Po kilku minutach oddalili się, popychając zadowolonego Arnolda otoczonego pospiesznie zapakowanymi darami.
— Ludzie są tacy mili — stwierdził Kaczkoman.
— Tysiącletnia wskazówka i krewetki.
Arnold zaczął badać jałmużnę, podczas gdy reszta sterowała jego wózkiem po topniejącym śniegu pomiędzy zaspami.
— Smakuje… jakoś znajomo — oświadczył.
— Znajomo jak co?
— Jak błoto i stare buty.
— Do licha! To przecież aliganckie żarcie!
— Tak, tak. — Arnold żuł przez chwilę. — Myślicie, żeśmy się nagle zrobili aliganccy?

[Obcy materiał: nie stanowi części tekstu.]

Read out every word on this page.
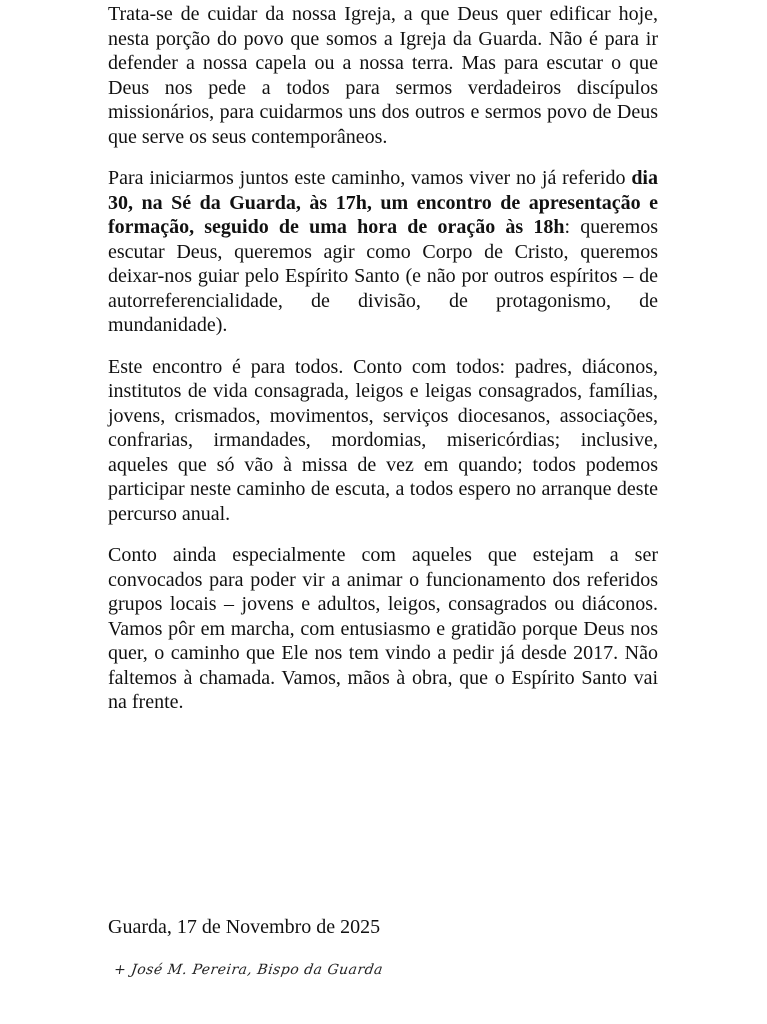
Trata-se de cuidar da nossa Igreja, a que Deus quer edificar hoje, nesta porção do povo que somos a Igreja da Guarda. Não é para ir defender a nossa capela ou a nossa terra. Mas para escutar o que Deus nos pede a todos para sermos verdadeiros discípulos missionários, para cuidarmos uns dos outros e sermos povo de Deus que serve os seus contemporâneos.

Para iniciarmos juntos este caminho, vamos viver no já referido dia 30, na Sé da Guarda, às 17h, um encontro de apresentação e formação, seguido de uma hora de oração às 18h: queremos escutar Deus, queremos agir como Corpo de Cristo, queremos deixar-nos guiar pelo Espírito Santo (e não por outros espíritos – de autorreferencialidade, de divisão, de protagonismo, de mundanidade).

Este encontro é para todos. Conto com todos: padres, diáconos, institutos de vida consagrada, leigos e leigas consagrados, famílias, jovens, crismados, movimentos, serviços diocesanos, associações, confrarias, irmandades, mordomias, misericórdias; inclusive, aqueles que só vão à missa de vez em quando; todos podemos participar neste caminho de escuta, a todos espero no arranque deste percurso anual.

Conto ainda especialmente com aqueles que estejam a ser convocados para poder vir a animar o funcionamento dos referidos grupos locais – jovens e adultos, leigos, consagrados ou diáconos. Vamos pôr em marcha, com entusiasmo e gratidão porque Deus nos quer, o caminho que Ele nos tem vindo a pedir já desde 2017. Não faltemos à chamada. Vamos, mãos à obra, que o Espírito Santo vai na frente.

Guarda, 17 de Novembro de 2025
+ José M. Pereira, Bispo da Guarda
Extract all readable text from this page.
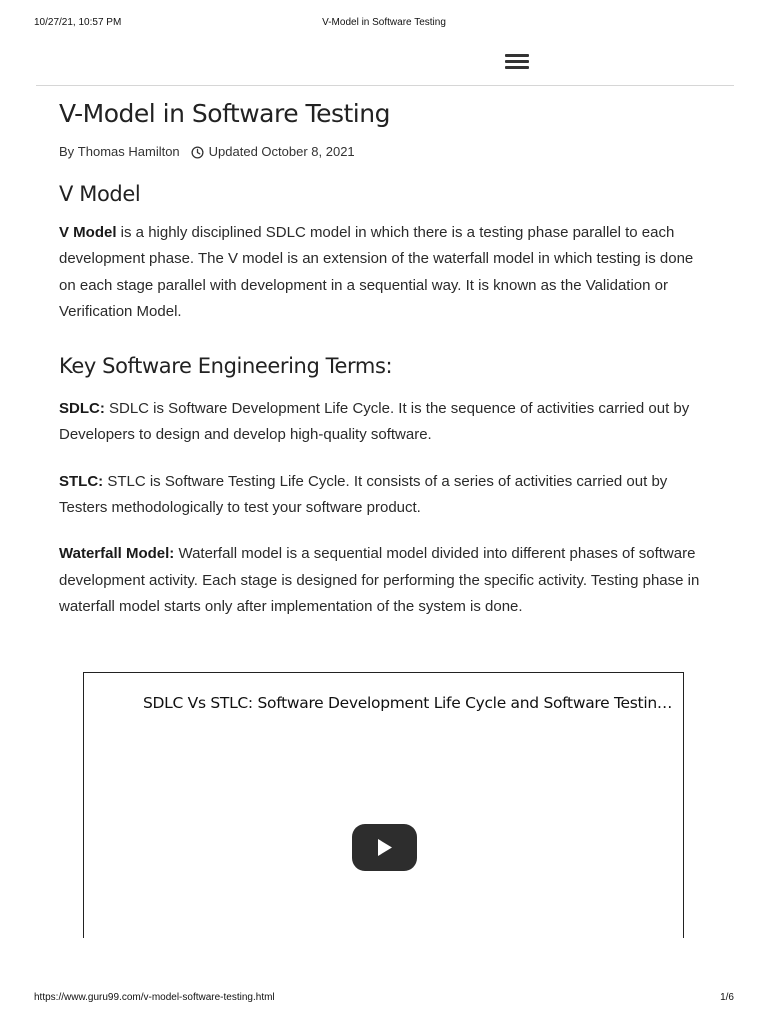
10/27/21, 10:57 PM	V-Model in Software Testing
V-Model in Software Testing
By
Thomas Hamilton Updated October 8, 2021
V Model

V Model is a highly disciplined SDLC model in which there is a testing phase parallel to each development phase. The V model is an extension of the waterfall model in which testing is done on each stage parallel with development in a sequential way. It is known as the Validation or Verification Model.

Key Software Engineering Terms:

SDLC: SDLC is Software Development Life Cycle. It is the sequence of activities carried out by Developers to design and develop high-quality software.

STLC: STLC is Software Testing Life Cycle. It consists of a series of activities carried out by Testers methodologically to test your software product.

Waterfall Model: Waterfall model is a sequential model divided into different phases of software development activity. Each stage is designed for performing the specific activity. Testing phase in waterfall model starts only after implementation of the system is done.

SDLC Vs STLC: Software Development Life Cycle and Software Testin…
https://www.guru99.com/v-model-software-testing.html	1/6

— Nie wiem. Aligancki jesteś, Ron?
— Demoniszcze…
— No. Dla mnie to brzmi aligancko.
Płatki śniegu zaczęły delikatnie osiadać na rzece Ankh.

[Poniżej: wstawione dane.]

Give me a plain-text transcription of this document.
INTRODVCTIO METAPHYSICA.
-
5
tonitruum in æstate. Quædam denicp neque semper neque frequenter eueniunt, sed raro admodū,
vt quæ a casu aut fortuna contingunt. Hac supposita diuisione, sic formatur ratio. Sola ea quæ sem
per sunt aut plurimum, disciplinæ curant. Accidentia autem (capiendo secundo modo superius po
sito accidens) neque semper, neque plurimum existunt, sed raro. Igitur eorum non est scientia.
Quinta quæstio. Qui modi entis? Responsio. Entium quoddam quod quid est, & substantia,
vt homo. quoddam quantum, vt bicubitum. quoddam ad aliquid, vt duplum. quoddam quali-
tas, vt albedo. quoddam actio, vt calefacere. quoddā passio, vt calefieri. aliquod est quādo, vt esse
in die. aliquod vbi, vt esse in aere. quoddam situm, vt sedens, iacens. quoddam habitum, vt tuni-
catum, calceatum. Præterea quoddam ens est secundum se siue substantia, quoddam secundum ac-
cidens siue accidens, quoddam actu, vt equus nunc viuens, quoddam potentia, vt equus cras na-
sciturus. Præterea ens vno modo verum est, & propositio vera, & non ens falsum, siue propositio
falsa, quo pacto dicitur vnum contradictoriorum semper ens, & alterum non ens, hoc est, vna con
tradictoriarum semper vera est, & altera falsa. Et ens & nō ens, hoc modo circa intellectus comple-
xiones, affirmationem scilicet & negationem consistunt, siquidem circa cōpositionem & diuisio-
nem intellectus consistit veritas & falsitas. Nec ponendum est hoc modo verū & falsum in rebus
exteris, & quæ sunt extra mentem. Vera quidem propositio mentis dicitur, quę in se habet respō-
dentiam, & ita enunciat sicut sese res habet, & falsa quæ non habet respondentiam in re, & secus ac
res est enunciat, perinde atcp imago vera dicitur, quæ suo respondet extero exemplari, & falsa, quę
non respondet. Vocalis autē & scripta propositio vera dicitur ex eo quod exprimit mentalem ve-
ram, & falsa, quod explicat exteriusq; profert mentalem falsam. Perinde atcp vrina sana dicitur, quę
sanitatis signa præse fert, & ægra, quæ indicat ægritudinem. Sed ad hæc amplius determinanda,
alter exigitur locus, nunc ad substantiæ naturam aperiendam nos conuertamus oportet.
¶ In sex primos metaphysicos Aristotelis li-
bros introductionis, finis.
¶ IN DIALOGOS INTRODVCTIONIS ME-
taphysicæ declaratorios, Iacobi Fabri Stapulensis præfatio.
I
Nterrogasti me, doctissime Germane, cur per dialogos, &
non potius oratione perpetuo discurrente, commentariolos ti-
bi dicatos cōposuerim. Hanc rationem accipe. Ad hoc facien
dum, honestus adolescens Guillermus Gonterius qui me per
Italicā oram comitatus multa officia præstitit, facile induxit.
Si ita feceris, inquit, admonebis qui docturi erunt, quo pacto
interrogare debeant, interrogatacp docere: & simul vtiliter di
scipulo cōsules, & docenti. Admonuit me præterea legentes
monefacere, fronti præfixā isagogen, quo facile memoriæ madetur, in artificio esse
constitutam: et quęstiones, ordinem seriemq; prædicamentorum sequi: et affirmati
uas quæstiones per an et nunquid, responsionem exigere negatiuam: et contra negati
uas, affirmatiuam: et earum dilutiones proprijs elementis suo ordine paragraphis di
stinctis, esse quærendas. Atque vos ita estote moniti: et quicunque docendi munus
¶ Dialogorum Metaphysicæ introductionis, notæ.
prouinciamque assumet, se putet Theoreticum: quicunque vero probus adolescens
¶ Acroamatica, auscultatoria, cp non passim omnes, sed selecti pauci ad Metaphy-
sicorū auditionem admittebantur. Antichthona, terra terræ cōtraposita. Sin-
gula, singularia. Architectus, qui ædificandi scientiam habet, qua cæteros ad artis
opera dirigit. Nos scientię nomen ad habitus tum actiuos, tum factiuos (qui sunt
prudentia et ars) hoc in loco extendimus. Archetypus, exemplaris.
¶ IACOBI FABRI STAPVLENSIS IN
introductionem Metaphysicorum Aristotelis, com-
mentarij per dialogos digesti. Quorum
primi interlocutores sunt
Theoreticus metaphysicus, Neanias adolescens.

— Mimo wszystko… Szczęśliwego Nowego Roku, Arnoldzie.
— Szczęśliwego Nowego Roku, Kaczkomanie. I twojej kaczce też.
— Jakiej kaczce?
— Szczęśliwego Nowego Roku, Henry.
— Szczęśliwego Nowego Roku, Ron.
— Demoniszcza!
— I niech bóg błogosławi każdego z nas — dodał Arnold Boczny.
Zakryła ich zasłona padającego śniegu.
— Który bóg?
— Nie wiem. A którego byś chciał?
— Kaczkomanie…
— Tak, Henry?
— Pamiętasz tego karnego woła, coś o nim mówił?
— Tak, Henry?
— Czemu niby on był karny? Kopnął kogoś na polu czy jak?
— Hm… On był karmny. Zresztą to tylko takie powiedzenie, Henry.
— Nie prawdziwy wół?
— Nie tak zupełnie. Chodziło mi o to, że…
A potem był już tylko śnieg.
Po chwili zaczął topnieć w promieniach słońca.